Primeira temporada coloca a adaptação da obra Margaret Atwood como a principal e mais importante série de 2017.

Luide
Luide
21 de junho de 2017

Uma das coisas que mais me incomodam são pessoas que não são vítimas de determinados preconceitos ou abusos, tentando trazer pra si o assunto. Um exemplo é aquele típico homem pidão, que ao invés de ouvir o que mulheres tem a dizer sobre assédio, começam a discursar no quanto eles “sentem muito por serem homens” ou a obsessão em alegar que “nem todo homem é assim”. Mas é impossível olhar para The Handmaid’s Tale e não apenas refletir sobre o que foi a primeira temporada dessa série, mas também investigar a mim mesmo e o os chamados “privilégios masculinos”.
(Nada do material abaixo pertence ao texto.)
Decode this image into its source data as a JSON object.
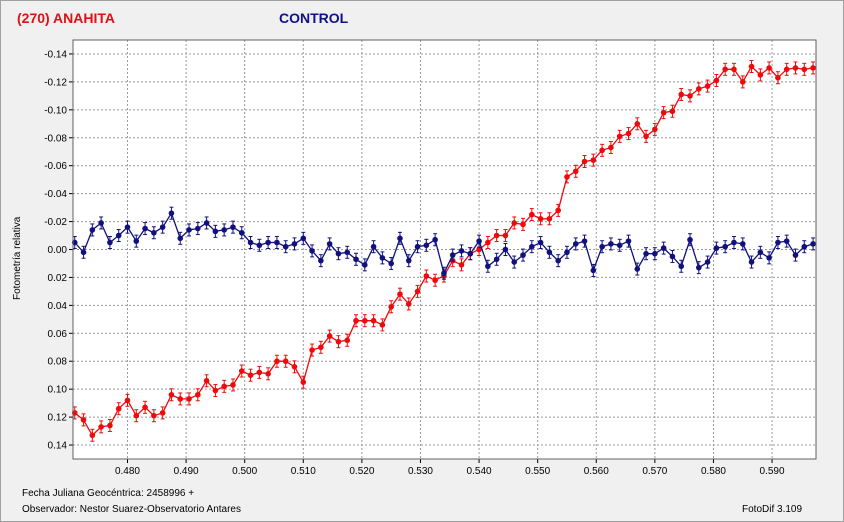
{
  "header": {
    "target_title": "(270) ANAHITA",
    "control_title": "CONTROL"
  },
  "footer": {
    "date_text": "Fecha Juliana Geocéntrica: 2458996 +",
    "observer_text": "Observador: Nestor Suarez-Observatorio Antares",
    "version_text": "FotoDif 3.109"
  },
  "colors": {
    "target": "#ee0a0a",
    "control": "#10107e",
    "grid": "#9a9a9a",
    "plot_bg": "#ffffff"
  },
  "chart_data": {
    "type": "scatter",
    "ylabel": "Fotometría relativa",
    "xlabel": "",
    "xlim": [
      0.4707,
      0.5975
    ],
    "ylim": [
      -0.15,
      0.15
    ],
    "y_inverted": true,
    "grid": true,
    "error_bars": true,
    "x_ticks": [
      "0.480",
      "0.490",
      "0.500",
      "0.510",
      "0.520",
      "0.530",
      "0.540",
      "0.550",
      "0.560",
      "0.570",
      "0.580",
      "0.590"
    ],
    "y_ticks": [
      "-0.14",
      "-0.12",
      "-0.10",
      "-0.08",
      "-0.06",
      "-0.04",
      "-0.02",
      "0.00",
      "0.02",
      "0.04",
      "0.06",
      "0.08",
      "0.10",
      "0.12",
      "0.14"
    ],
    "series": [
      {
        "name": "(270) ANAHITA",
        "x": [
          0.471,
          0.4725,
          0.474,
          0.4755,
          0.477,
          0.4785,
          0.48,
          0.4815,
          0.483,
          0.4845,
          0.486,
          0.4875,
          0.489,
          0.4905,
          0.492,
          0.4935,
          0.495,
          0.4965,
          0.498,
          0.4995,
          0.501,
          0.5025,
          0.504,
          0.5055,
          0.507,
          0.5085,
          0.51,
          0.5115,
          0.513,
          0.5145,
          0.516,
          0.5175,
          0.519,
          0.5205,
          0.522,
          0.5235,
          0.525,
          0.5265,
          0.528,
          0.5295,
          0.531,
          0.5325,
          0.534,
          0.5355,
          0.537,
          0.5385,
          0.54,
          0.5415,
          0.543,
          0.5445,
          0.546,
          0.5475,
          0.549,
          0.5505,
          0.552,
          0.5535,
          0.555,
          0.5565,
          0.558,
          0.5595,
          0.561,
          0.5625,
          0.564,
          0.5655,
          0.567,
          0.5685,
          0.57,
          0.5715,
          0.573,
          0.5745,
          0.576,
          0.5775,
          0.579,
          0.5805,
          0.582,
          0.5835,
          0.585,
          0.5865,
          0.588,
          0.5895,
          0.591,
          0.5925,
          0.594,
          0.5955,
          0.597
        ],
        "y": [
          0.117,
          0.122,
          0.133,
          0.127,
          0.126,
          0.114,
          0.108,
          0.119,
          0.113,
          0.119,
          0.117,
          0.104,
          0.107,
          0.107,
          0.104,
          0.094,
          0.101,
          0.098,
          0.097,
          0.087,
          0.09,
          0.088,
          0.089,
          0.08,
          0.08,
          0.084,
          0.095,
          0.072,
          0.07,
          0.062,
          0.066,
          0.065,
          0.051,
          0.051,
          0.051,
          0.054,
          0.041,
          0.032,
          0.039,
          0.03,
          0.019,
          0.022,
          0.019,
          0.008,
          0.011,
          0.003,
          0.0,
          -0.005,
          -0.01,
          -0.01,
          -0.019,
          -0.018,
          -0.025,
          -0.022,
          -0.022,
          -0.028,
          -0.052,
          -0.056,
          -0.063,
          -0.064,
          -0.071,
          -0.073,
          -0.081,
          -0.083,
          -0.09,
          -0.081,
          -0.086,
          -0.098,
          -0.099,
          -0.111,
          -0.11,
          -0.115,
          -0.117,
          -0.121,
          -0.129,
          -0.129,
          -0.12,
          -0.131,
          -0.125,
          -0.13,
          -0.123,
          -0.129,
          -0.13,
          -0.129,
          -0.13
        ]
      },
      {
        "name": "CONTROL",
        "x": [
          0.471,
          0.4725,
          0.474,
          0.4755,
          0.477,
          0.4785,
          0.48,
          0.4815,
          0.483,
          0.4845,
          0.486,
          0.4875,
          0.489,
          0.4905,
          0.492,
          0.4935,
          0.495,
          0.4965,
          0.498,
          0.4995,
          0.501,
          0.5025,
          0.504,
          0.5055,
          0.507,
          0.5085,
          0.51,
          0.5115,
          0.513,
          0.5145,
          0.516,
          0.5175,
          0.519,
          0.5205,
          0.522,
          0.5235,
          0.525,
          0.5265,
          0.528,
          0.5295,
          0.531,
          0.5325,
          0.534,
          0.5355,
          0.537,
          0.5385,
          0.54,
          0.5415,
          0.543,
          0.5445,
          0.546,
          0.5475,
          0.549,
          0.5505,
          0.552,
          0.5535,
          0.555,
          0.5565,
          0.558,
          0.5595,
          0.561,
          0.5625,
          0.564,
          0.5655,
          0.567,
          0.5685,
          0.57,
          0.5715,
          0.573,
          0.5745,
          0.576,
          0.5775,
          0.579,
          0.5805,
          0.582,
          0.5835,
          0.585,
          0.5865,
          0.588,
          0.5895,
          0.591,
          0.5925,
          0.594,
          0.5955,
          0.597
        ],
        "y": [
          -0.005,
          0.002,
          -0.014,
          -0.019,
          -0.005,
          -0.01,
          -0.016,
          -0.006,
          -0.015,
          -0.012,
          -0.016,
          -0.026,
          -0.008,
          -0.014,
          -0.015,
          -0.019,
          -0.013,
          -0.014,
          -0.016,
          -0.012,
          -0.005,
          -0.003,
          -0.005,
          -0.005,
          -0.002,
          -0.004,
          -0.008,
          0.001,
          0.008,
          -0.004,
          0.003,
          0.002,
          0.007,
          0.011,
          -0.002,
          0.006,
          0.01,
          -0.008,
          0.008,
          -0.002,
          -0.003,
          -0.007,
          0.017,
          0.004,
          0.001,
          0.003,
          -0.006,
          0.012,
          0.007,
          0.0,
          0.009,
          0.004,
          -0.002,
          -0.005,
          0.002,
          0.008,
          0.002,
          -0.004,
          -0.006,
          0.015,
          -0.002,
          -0.004,
          -0.003,
          -0.006,
          0.014,
          0.003,
          0.003,
          -0.001,
          0.005,
          0.012,
          -0.007,
          0.013,
          0.009,
          -0.001,
          -0.002,
          -0.005,
          -0.004,
          0.009,
          0.002,
          0.006,
          -0.005,
          -0.006,
          0.004,
          -0.002,
          -0.004
        ]
      }
    ]
  }
}
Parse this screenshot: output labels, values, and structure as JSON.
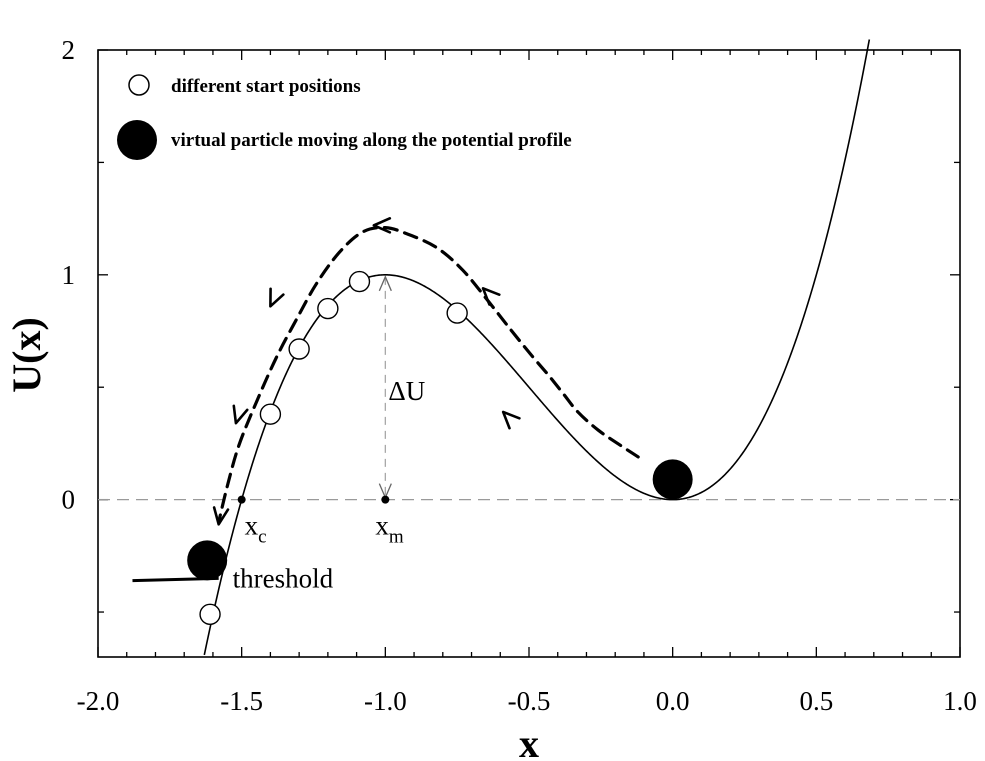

Afinal estamos diante de uma série que explora até o limite do possível uma sociedade que retira todos os diretos das mulheres, dominada por homens e que persegue aqueles que não se ajoelham perante sua visão do que é correto. Destruindo todas as leis conquistadas, e fazendo um uso bastante pessoal e desonesto da bíblia, um grupo toma o controle dos EUA, dividindo o país novamente em pequenas repúblicas, que vivem sob vigilância constante e obedecem uma série de normais sociais e morais baseada em uma teocracia opressora.

Enquanto homens prosperam e são livres inclusive para trair a fé que eles mesmos se dizem guardiões, as mulheres possuem postos bastante específicos. Ou são arrumadeiras, servas ou escravas sexuais, as chamadas Aiais, cuja a única função é engravidar, ou como um Comandante dessa nova república deixa claro, exercem a única função da mulher: reprodução.

Portanto, fica impossível desassociar The Handmaid’s Tale com nossa própria realidade, e como as conquistas femininas ao longo das décadas precisam ser preservadas. Margaret Atwood, escritora do livro que deu origem a série, define sua obra não como ficção científica, mas uma ficção especulativa. É um exercício imaginativo de “e se…“. E se as mulheres perdessem todos os seu direitos? E se nossa democracia fosse obliterada e desse lugar a uma ditadura bem intencionada (na série, por exemplo, a nova república pós EUA se orgulha de reduzir a emissão de gases poluentes, por exemplo)?

No centro disso está Elisabeth Moss, que interpreta Offred (todas as Aias possuem o “Off” + o nome do Comandante a que elas pertencem) e mostra todo seu poder dramática. É impressionante o que essa atriz é capaz de expressar, o que é essencial para transmitir ao espectador toda sua dor e o horror de seu mundo. Em The Handmaid’s Tale, ela é separada de seu marido e filha, e precisa lidar essa nova condição que não apenas ela, mas todas as mulheres férteis são submetidas. Vale lembrar que nesse mundo “especulativo”, ninguém engravida há 7 anos, e isso é usado pelos fanáticos como um sinal da desaprovação divina.

The Handmaid’s Tale é toda escrita por mulheres, além de possuir um excelente time de diretoras. Reed Morano que dirigiu os três primeiros episódios deixou suas marcas: ela também é diretora de fotografia, e todo visual poético da série é obra dela. O que exerce um papel ainda mais visceral, já que toda essa beleza contrasta com o universo terrível que a série se passa. Ou talvez não, esse universo está a ponto de explodir e ninguém percebeu.

Voltando ao início do texto, homens não conseguirão sentir exatamente o que uma mulher sente ao assistir The Handmaid’s Tale. É diferente. E falar sobre isso em um tom que não pareça pedante (“olhem pra mim, sou desconstruído”) é complicado, nesses casos, é melhor importar a máxima de A Chegada, e buscar ouvir mais, entender mais, e falar de menos. Mas, já me alonguei demais.

The Handmaid’s Tale é a grande estreia de 2017. É a maior porrada que uma série de TV deu até o momento. Uma primeira temporada perfeita.